MRSA has made it vital for hospitals to get rid of their slipshod ways and go back to the standards of hygiene they used to take for granted. Poorly people shouldn't have to worry that if they go into hospital they could well become even more poorly because of something nasty they pick up in there.

Nice to learn that the people at the front line are pushing for an improvement in standards. All they need to do now is convince their managers and the Department of Health.

Hoaxers' warning to the TV bosses...

On Tuesday we learned that ITV is planning to make 30 "fly-on-the-wall" series this year - those documentaries which purport to show ordinary people at work and play.

The trouble is, they aren't ordinary people. As the maker of the hugely popular Airline admitted this week, they're specially selected for their star quality. They're show-offs. And sometimes they aren't all they seem to be.

We learned that on Wednesday, when it was revealed that a young woman and an older man taking part in a forthcoming Channel 4 documentary about daughters and possessive fathers turned out not to be related at all.

They had hoaxed the programme-makers, who had to cancel the documentary at the last minute.

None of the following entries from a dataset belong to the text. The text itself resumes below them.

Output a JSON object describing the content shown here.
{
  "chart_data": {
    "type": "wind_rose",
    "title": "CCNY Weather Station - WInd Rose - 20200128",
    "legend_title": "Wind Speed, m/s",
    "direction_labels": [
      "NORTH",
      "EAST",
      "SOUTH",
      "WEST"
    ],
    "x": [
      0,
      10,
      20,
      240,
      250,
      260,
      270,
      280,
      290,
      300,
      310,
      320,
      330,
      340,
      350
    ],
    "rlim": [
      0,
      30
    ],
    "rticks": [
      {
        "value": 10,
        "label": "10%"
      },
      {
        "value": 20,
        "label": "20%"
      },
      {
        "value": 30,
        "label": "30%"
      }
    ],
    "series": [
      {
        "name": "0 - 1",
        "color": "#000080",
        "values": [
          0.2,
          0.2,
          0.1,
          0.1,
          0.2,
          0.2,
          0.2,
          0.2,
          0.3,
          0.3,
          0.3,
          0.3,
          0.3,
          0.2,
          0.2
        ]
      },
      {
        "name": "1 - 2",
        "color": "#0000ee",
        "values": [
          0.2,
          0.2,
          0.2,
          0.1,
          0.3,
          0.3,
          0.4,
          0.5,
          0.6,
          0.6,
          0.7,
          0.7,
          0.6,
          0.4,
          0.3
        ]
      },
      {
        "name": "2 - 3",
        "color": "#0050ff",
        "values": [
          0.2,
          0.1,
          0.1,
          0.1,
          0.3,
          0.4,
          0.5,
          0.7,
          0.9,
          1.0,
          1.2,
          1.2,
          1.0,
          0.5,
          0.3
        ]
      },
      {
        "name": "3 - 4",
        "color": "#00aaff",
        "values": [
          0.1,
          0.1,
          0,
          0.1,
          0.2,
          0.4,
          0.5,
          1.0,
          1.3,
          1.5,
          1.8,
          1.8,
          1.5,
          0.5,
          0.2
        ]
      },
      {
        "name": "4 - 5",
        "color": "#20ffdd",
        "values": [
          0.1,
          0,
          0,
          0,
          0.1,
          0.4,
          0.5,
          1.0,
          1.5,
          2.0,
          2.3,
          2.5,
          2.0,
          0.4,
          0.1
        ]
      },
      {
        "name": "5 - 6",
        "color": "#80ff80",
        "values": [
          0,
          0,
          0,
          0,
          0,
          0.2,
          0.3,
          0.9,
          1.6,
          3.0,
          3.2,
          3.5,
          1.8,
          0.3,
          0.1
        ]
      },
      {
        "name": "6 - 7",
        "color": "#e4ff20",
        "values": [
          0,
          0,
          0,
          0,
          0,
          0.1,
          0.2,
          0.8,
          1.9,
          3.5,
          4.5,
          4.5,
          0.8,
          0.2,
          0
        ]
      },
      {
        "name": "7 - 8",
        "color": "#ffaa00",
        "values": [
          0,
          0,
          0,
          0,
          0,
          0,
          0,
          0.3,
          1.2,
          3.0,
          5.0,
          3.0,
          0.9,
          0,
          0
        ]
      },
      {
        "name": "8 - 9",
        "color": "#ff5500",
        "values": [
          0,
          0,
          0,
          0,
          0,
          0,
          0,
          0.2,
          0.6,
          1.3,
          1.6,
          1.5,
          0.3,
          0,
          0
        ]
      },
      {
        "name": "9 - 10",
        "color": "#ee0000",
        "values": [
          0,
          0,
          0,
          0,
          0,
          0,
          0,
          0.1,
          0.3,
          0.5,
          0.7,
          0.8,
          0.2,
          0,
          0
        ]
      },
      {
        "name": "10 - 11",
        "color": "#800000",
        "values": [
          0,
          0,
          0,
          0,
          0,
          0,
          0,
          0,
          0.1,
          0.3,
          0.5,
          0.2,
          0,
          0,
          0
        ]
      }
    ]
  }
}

May that serve as a warning to all documentary-makers - and particularly the makers of the "docu-soaps". Because there's a growing suspicion that by packing the schedules with their down-market offerings, which are much cheaper to make than dramas, the programme-makers and schedulers are having a good laugh at the joint expense of both the acting profession and the viewers.

The day Frank butchered our language

Optimist of the Week has to be Coronation Street character Leanne Battersby, who told her father, the terminally-objectionable Les: "Don't be so thick, Dad."

Some hopes! How can the man be anything other than thick? He has the skin of a rhinoceros and the IQ of one of its droppings.

About as thick, though more cunning with it, is EastEnders' Frank Butcher, who the other night told his former wife, in the most baffling soap confession of the year: "Ah'm a Mindyfeet, Pat".

A Mindyfeet? What could one of those be? Was it cockney-speak for "total prat"? Or was he telling her that he's not a human being after all, and hails from another planet. Is a Mindyfeet something like a Klingon? It wouldn't be all that hard to believe, would it, looking at Frank?

This caused much concern at Priestley Towers until the penny dropped. What Frank was doing was actually throwing in the towel - or "admitting defeat". They really should start sub-titling EastEnders.